Claves

  • Caracas va retomando la rutina, pero siguen las réplicas y el nerviosismo entre los afectados.
  • En Chacao hubo tres edificios colapsados por completo y unos 80 con daños.
  • Hasta este miércoles, el régimen chavista reportó 2.295 fallecidos, 11.267 heridos y 6.461 rescatados.

Caracas intenta recuperar la cotidianidad una semana después del doble terremoto, con más comercios abiertos, gente en sus trabajos y zonas acordonadas por daños, mientras persiste el miedo a nuevas réplicas y continúan las búsquedas de desaparecidos.

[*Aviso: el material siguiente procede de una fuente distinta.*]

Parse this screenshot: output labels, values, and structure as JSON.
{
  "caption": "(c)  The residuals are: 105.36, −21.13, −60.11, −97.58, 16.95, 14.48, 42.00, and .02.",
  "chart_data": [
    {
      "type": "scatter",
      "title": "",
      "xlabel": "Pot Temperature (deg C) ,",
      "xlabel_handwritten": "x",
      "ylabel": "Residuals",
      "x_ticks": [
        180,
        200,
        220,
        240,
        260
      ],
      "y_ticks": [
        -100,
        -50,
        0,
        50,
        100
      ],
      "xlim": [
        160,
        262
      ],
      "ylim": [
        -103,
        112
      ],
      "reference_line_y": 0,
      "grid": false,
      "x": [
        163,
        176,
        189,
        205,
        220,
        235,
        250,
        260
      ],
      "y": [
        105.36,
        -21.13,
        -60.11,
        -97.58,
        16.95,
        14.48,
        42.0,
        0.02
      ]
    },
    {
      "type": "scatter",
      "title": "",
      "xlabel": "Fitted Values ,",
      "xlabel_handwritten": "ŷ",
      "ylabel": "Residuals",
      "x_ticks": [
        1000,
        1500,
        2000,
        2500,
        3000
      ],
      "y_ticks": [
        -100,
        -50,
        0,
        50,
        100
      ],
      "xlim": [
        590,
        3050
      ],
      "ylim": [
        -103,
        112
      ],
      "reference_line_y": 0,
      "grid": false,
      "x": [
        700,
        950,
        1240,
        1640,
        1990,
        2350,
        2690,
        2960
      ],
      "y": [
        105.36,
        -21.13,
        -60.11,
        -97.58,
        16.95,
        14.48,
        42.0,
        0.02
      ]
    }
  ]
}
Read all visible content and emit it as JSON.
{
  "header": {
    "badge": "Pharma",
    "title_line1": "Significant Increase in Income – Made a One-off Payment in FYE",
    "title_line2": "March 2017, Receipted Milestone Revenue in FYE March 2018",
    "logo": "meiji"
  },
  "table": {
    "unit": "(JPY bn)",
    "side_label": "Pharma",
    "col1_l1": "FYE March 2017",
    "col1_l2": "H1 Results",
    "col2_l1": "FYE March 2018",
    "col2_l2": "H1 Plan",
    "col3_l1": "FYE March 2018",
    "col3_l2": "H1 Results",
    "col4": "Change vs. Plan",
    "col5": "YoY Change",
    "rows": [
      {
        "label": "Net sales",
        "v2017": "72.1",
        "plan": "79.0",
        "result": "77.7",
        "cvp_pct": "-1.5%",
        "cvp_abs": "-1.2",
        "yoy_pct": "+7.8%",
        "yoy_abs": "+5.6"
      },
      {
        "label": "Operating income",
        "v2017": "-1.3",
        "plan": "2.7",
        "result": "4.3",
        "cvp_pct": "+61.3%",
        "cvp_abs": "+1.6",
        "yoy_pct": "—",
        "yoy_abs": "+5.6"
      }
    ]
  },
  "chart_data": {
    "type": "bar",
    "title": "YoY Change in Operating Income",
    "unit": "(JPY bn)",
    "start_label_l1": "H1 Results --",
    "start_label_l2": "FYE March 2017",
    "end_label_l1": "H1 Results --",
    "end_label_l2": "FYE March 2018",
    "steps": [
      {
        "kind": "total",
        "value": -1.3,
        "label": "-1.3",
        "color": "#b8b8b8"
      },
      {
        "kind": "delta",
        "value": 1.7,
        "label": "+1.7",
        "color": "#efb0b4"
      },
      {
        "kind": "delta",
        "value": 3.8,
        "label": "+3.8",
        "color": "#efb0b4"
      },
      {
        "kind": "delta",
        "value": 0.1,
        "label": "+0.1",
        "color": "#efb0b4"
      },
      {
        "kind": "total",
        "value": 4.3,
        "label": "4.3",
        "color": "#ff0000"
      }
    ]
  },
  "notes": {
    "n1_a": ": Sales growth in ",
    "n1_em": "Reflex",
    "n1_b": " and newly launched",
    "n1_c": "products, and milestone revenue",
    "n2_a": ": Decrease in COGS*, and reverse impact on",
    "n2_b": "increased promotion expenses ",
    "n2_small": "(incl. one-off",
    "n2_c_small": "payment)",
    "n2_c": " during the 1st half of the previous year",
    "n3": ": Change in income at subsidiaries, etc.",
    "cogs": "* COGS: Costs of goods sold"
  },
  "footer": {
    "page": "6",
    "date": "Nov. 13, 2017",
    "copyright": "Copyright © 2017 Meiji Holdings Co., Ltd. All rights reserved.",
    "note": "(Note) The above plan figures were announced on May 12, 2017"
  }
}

La ciudad reabre, pero el miedo sigue en la calle

Caracas intenta volver a la normalidad entre réplicas, carpas y búsquedas

En distintos puntos de la capital se observan kioscos abiertos, personas que van y vienen entre plazas y gimnasios, y labores de remoción de escombros en edificios derrumbados. Sin embargo, en las zonas más afectadas siguen las cintas de advertencia que dicen “No pase, peligro”, y algunos inmuebles permanecen cerrados para evaluar o reparar daños.

En Caracas, de unos cinco millones de habitantes, el mayor impacto se concentró en el municipio Chacao, al este de la ciudad, donde tres edificios colapsaron por completo y unos 80 sufrieron daños.

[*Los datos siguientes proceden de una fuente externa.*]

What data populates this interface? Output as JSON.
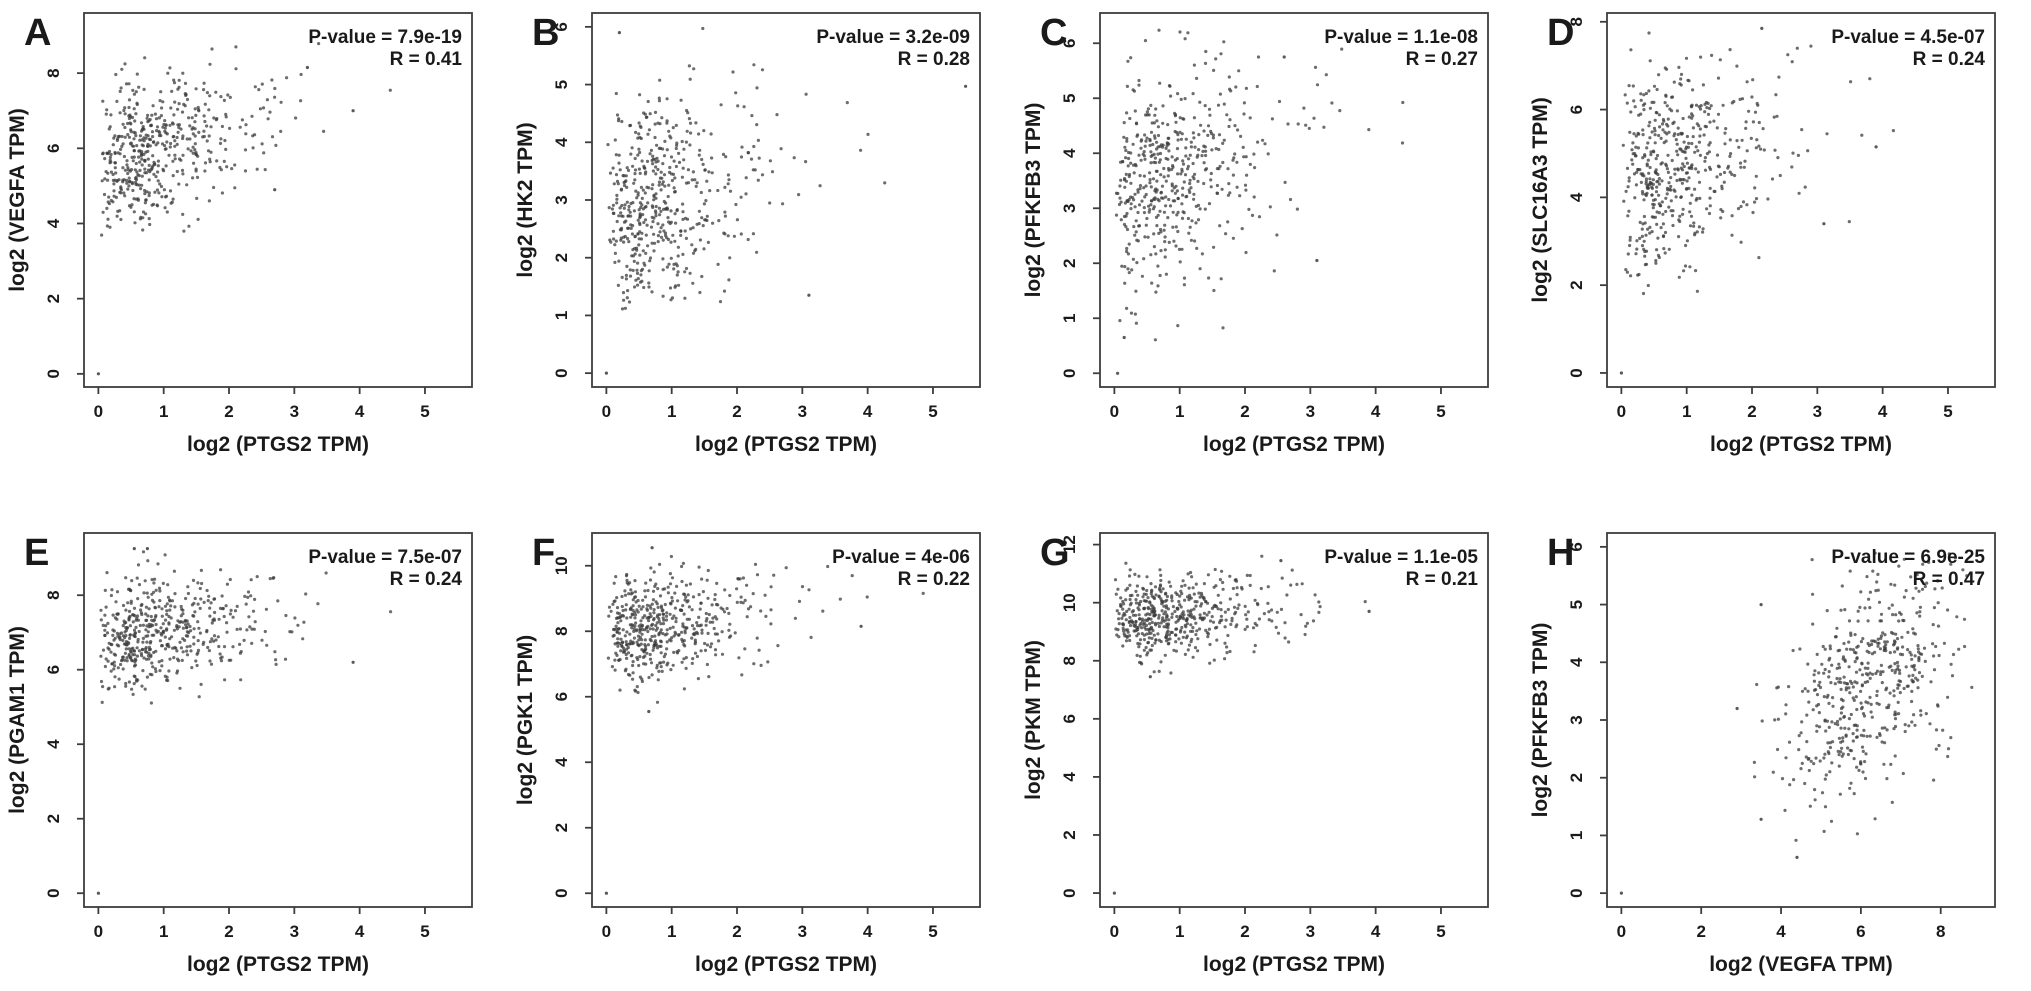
{
  "figure": {
    "title": "",
    "background": "#ffffff",
    "colors": {
      "text": "#1a1a1a",
      "axis": "#3d3d3d",
      "point": "#3c3c3c"
    },
    "panel_letters": [
      "A",
      "B",
      "C",
      "D",
      "E",
      "F",
      "G",
      "H"
    ]
  },
  "chart_data": [
    {
      "panel": "A",
      "type": "scatter",
      "xlabel": "log2 (PTGS2 TPM)",
      "ylabel": "log2 (VEGFA TPM)",
      "p_value_label": "P-value = 7.9e-19",
      "r_label": "R = 0.41",
      "p_value": 7.9e-19,
      "r": 0.41,
      "n_points": 500,
      "seed": 1,
      "xlim": [
        -0.22,
        5.72
      ],
      "ylim": [
        -0.35,
        9.6
      ],
      "xticks": [
        0,
        1,
        2,
        3,
        4,
        5
      ],
      "yticks": [
        0,
        2,
        4,
        6,
        8
      ],
      "x_dist": {
        "type": "gamma2",
        "scale": 0.5,
        "clip": [
          0,
          5.5
        ]
      },
      "y_dist": {
        "mean": 6.0,
        "sd": 1.1,
        "clip": [
          2.85,
          8.85
        ]
      },
      "extra_points": [
        [
          0,
          0
        ],
        [
          3.9,
          7.0
        ],
        [
          3.2,
          8.15
        ],
        [
          2.7,
          4.9
        ]
      ]
    },
    {
      "panel": "B",
      "type": "scatter",
      "xlabel": "log2 (PTGS2 TPM)",
      "ylabel": "log2 (HK2 TPM)",
      "p_value_label": "P-value = 3.2e-09",
      "r_label": "R = 0.28",
      "p_value": 3.2e-09,
      "r": 0.28,
      "n_points": 500,
      "seed": 2,
      "xlim": [
        -0.22,
        5.72
      ],
      "ylim": [
        -0.24,
        6.24
      ],
      "xticks": [
        0,
        1,
        2,
        3,
        4,
        5
      ],
      "yticks": [
        0,
        1,
        2,
        3,
        4,
        5,
        6
      ],
      "x_dist": {
        "type": "gamma2",
        "scale": 0.5,
        "clip": [
          0,
          5.5
        ]
      },
      "y_dist": {
        "mean": 3.0,
        "sd": 0.95,
        "clip": [
          1.1,
          6.0
        ]
      },
      "extra_points": [
        [
          0,
          0
        ],
        [
          5.5,
          4.97
        ],
        [
          3.1,
          1.35
        ],
        [
          0.2,
          5.9
        ]
      ]
    },
    {
      "panel": "C",
      "type": "scatter",
      "xlabel": "log2 (PTGS2 TPM)",
      "ylabel": "log2 (PFKFB3 TPM)",
      "p_value_label": "P-value = 1.1e-08",
      "r_label": "R = 0.27",
      "p_value": 1.1e-08,
      "r": 0.27,
      "n_points": 500,
      "seed": 3,
      "xlim": [
        -0.22,
        5.72
      ],
      "ylim": [
        -0.25,
        6.55
      ],
      "xticks": [
        0,
        1,
        2,
        3,
        4,
        5
      ],
      "yticks": [
        0,
        1,
        2,
        3,
        4,
        5,
        6
      ],
      "x_dist": {
        "type": "gamma2",
        "scale": 0.5,
        "clip": [
          0,
          5.5
        ]
      },
      "y_dist": {
        "mean": 3.6,
        "sd": 1.0,
        "clip": [
          0.6,
          6.3
        ]
      },
      "extra_points": [
        [
          0.05,
          0
        ],
        [
          3.1,
          2.05
        ],
        [
          0.15,
          0.65
        ],
        [
          2.6,
          5.75
        ]
      ]
    },
    {
      "panel": "D",
      "type": "scatter",
      "xlabel": "log2 (PTGS2 TPM)",
      "ylabel": "log2 (SLC16A3 TPM)",
      "p_value_label": "P-value = 4.5e-07",
      "r_label": "R = 0.24",
      "p_value": 4.5e-07,
      "r": 0.24,
      "n_points": 500,
      "seed": 4,
      "xlim": [
        -0.22,
        5.72
      ],
      "ylim": [
        -0.32,
        8.2
      ],
      "xticks": [
        0,
        1,
        2,
        3,
        4,
        5
      ],
      "yticks": [
        0,
        2,
        4,
        6,
        8
      ],
      "x_dist": {
        "type": "gamma2",
        "scale": 0.5,
        "clip": [
          0,
          5.5
        ]
      },
      "y_dist": {
        "mean": 4.8,
        "sd": 1.15,
        "clip": [
          1.8,
          7.9
        ]
      },
      "extra_points": [
        [
          0,
          0
        ],
        [
          3.9,
          5.15
        ],
        [
          3.1,
          3.4
        ],
        [
          2.15,
          7.85
        ]
      ]
    },
    {
      "panel": "E",
      "type": "scatter",
      "xlabel": "log2 (PTGS2 TPM)",
      "ylabel": "log2 (PGAM1 TPM)",
      "p_value_label": "P-value = 7.5e-07",
      "r_label": "R = 0.24",
      "p_value": 7.5e-07,
      "r": 0.24,
      "n_points": 500,
      "seed": 5,
      "xlim": [
        -0.22,
        5.72
      ],
      "ylim": [
        -0.37,
        9.67
      ],
      "xticks": [
        0,
        1,
        2,
        3,
        4,
        5
      ],
      "yticks": [
        0,
        2,
        4,
        6,
        8
      ],
      "x_dist": {
        "type": "gamma2",
        "scale": 0.5,
        "clip": [
          0,
          5.5
        ]
      },
      "y_dist": {
        "mean": 7.0,
        "sd": 0.78,
        "clip": [
          5.0,
          9.3
        ]
      },
      "extra_points": [
        [
          0,
          0
        ],
        [
          3.9,
          6.2
        ],
        [
          0.55,
          9.25
        ],
        [
          0.75,
          9.25
        ]
      ]
    },
    {
      "panel": "F",
      "type": "scatter",
      "xlabel": "log2 (PTGS2 TPM)",
      "ylabel": "log2 (PGK1 TPM)",
      "p_value_label": "P-value = 4e-06",
      "r_label": "R = 0.22",
      "p_value": 4e-06,
      "r": 0.22,
      "n_points": 500,
      "seed": 6,
      "xlim": [
        -0.22,
        5.72
      ],
      "ylim": [
        -0.42,
        11.0
      ],
      "xticks": [
        0,
        1,
        2,
        3,
        4,
        5
      ],
      "yticks": [
        0,
        2,
        4,
        6,
        8,
        10
      ],
      "x_dist": {
        "type": "gamma2",
        "scale": 0.5,
        "clip": [
          0,
          5.5
        ]
      },
      "y_dist": {
        "mean": 8.2,
        "sd": 0.85,
        "clip": [
          5.5,
          10.6
        ]
      },
      "extra_points": [
        [
          0,
          0
        ],
        [
          3.9,
          8.15
        ],
        [
          0.7,
          10.55
        ],
        [
          0.65,
          5.55
        ]
      ]
    },
    {
      "panel": "G",
      "type": "scatter",
      "xlabel": "log2 (PTGS2 TPM)",
      "ylabel": "log2 (PKM TPM)",
      "p_value_label": "P-value = 1.1e-05",
      "r_label": "R = 0.21",
      "p_value": 1.1e-05,
      "r": 0.21,
      "n_points": 500,
      "seed": 7,
      "xlim": [
        -0.22,
        5.72
      ],
      "ylim": [
        -0.48,
        12.4
      ],
      "xticks": [
        0,
        1,
        2,
        3,
        4,
        5
      ],
      "yticks": [
        0,
        2,
        4,
        6,
        8,
        10,
        12
      ],
      "x_dist": {
        "type": "gamma2",
        "scale": 0.5,
        "clip": [
          0,
          5.5
        ]
      },
      "y_dist": {
        "mean": 9.6,
        "sd": 0.72,
        "clip": [
          7.4,
          11.9
        ]
      },
      "extra_points": [
        [
          0,
          0
        ],
        [
          3.9,
          9.7
        ],
        [
          2.55,
          11.45
        ],
        [
          0.55,
          7.45
        ]
      ]
    },
    {
      "panel": "H",
      "type": "scatter",
      "xlabel": "log2 (VEGFA TPM)",
      "ylabel": "log2 (PFKFB3 TPM)",
      "p_value_label": "P-value = 6.9e-25",
      "r_label": "R = 0.47",
      "p_value": 6.9e-25,
      "r": 0.47,
      "n_points": 500,
      "seed": 8,
      "xlim": [
        -0.36,
        9.36
      ],
      "ylim": [
        -0.24,
        6.24
      ],
      "xticks": [
        0,
        2,
        4,
        6,
        8
      ],
      "yticks": [
        0,
        1,
        2,
        3,
        4,
        5,
        6
      ],
      "x_dist": {
        "type": "normal",
        "mean": 6.1,
        "sd": 1.15,
        "clip": [
          3.3,
          9.0
        ]
      },
      "y_dist": {
        "mean": 3.6,
        "sd": 1.05,
        "clip": [
          0.5,
          6.0
        ]
      },
      "extra_points": [
        [
          0,
          0
        ],
        [
          3.5,
          5.0
        ],
        [
          2.9,
          3.2
        ],
        [
          4.4,
          0.62
        ],
        [
          3.5,
          1.28
        ]
      ]
    }
  ]
}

También en Los Palos Grandes, familiares y vecinos se mantienen a la expectativa de rescates. Alberta Tahani explicó que ha acudido durante días a la residencia Petunia para esperar noticias de un sobrino que sigue bajo los escombros desde hace una semana.

La mujer recordó que su familiar alcanzó a contestar una llamada en medio de los sismos, de magnitud 7,2 y 7,5, pero luego no volvió a haber contacto. “Nos apegamos a eso: a la esperanza de esa llamada”, dijo, cuando ya han pasado más de 160 horas desde el desastre.

Caracas intenta volver a la normalidad entre réplicas, carpas y búsquedas

Carpas, voluntarios y búsquedas en edificios en ruinas

En las adyacencias de los edificios desplomados hay médicos, voluntarios y pastores evangélicos que ofrecen apoyo a las familias. En Los Palos Grandes también se instalaron unas 20 carpas con personas que salieron de un edificio cercano dañado; durante siete días han regresado a sus apartamentos para asearse y recuperar sus pertenencias.

Miguel Alicastro destacó la ayuda de voluntarios que siguen llevando comida a las familias instaladas en las carpas. A la vez, advirtió que cada réplica reactiva el nerviosismo y complica el intento de retomar la rutina diaria.

En San Bernardino, Mireya Herrera, de 73 años, espera junto a un edificio en ruinas a que sean rescatados su hijo, su nuera y dos nietas. Allí, maquinaria pesada retira escombros y bomberos buscan personas con vida o recuperan cadáveres.

Caracas intenta volver a la normalidad entre réplicas, carpas y búsquedas

“Siento en mi corazón que mi hijo sabe que lo estoy esperando. Por eso no me retiro”, expresó Herrera, que ha regresado casi todos los días desde el pasado miércoles al lugar del desplome.

El sismo más mortífero en un siglo

El doble terremoto de hace una semana es el más mortífero que ha vivido Venezuela en el último siglo. En julio de 1967, un seísmo en las proximidades de Caracas dejó 245 muertos, miles de heridos y cuantiosos daños materiales.

Hasta este miércoles, el régimen chavista informó que al menos 2.295 personas han fallecido, 11.267 resultaron heridas y 6.461 fueron rescatadas por más de 4.000 brigadistas.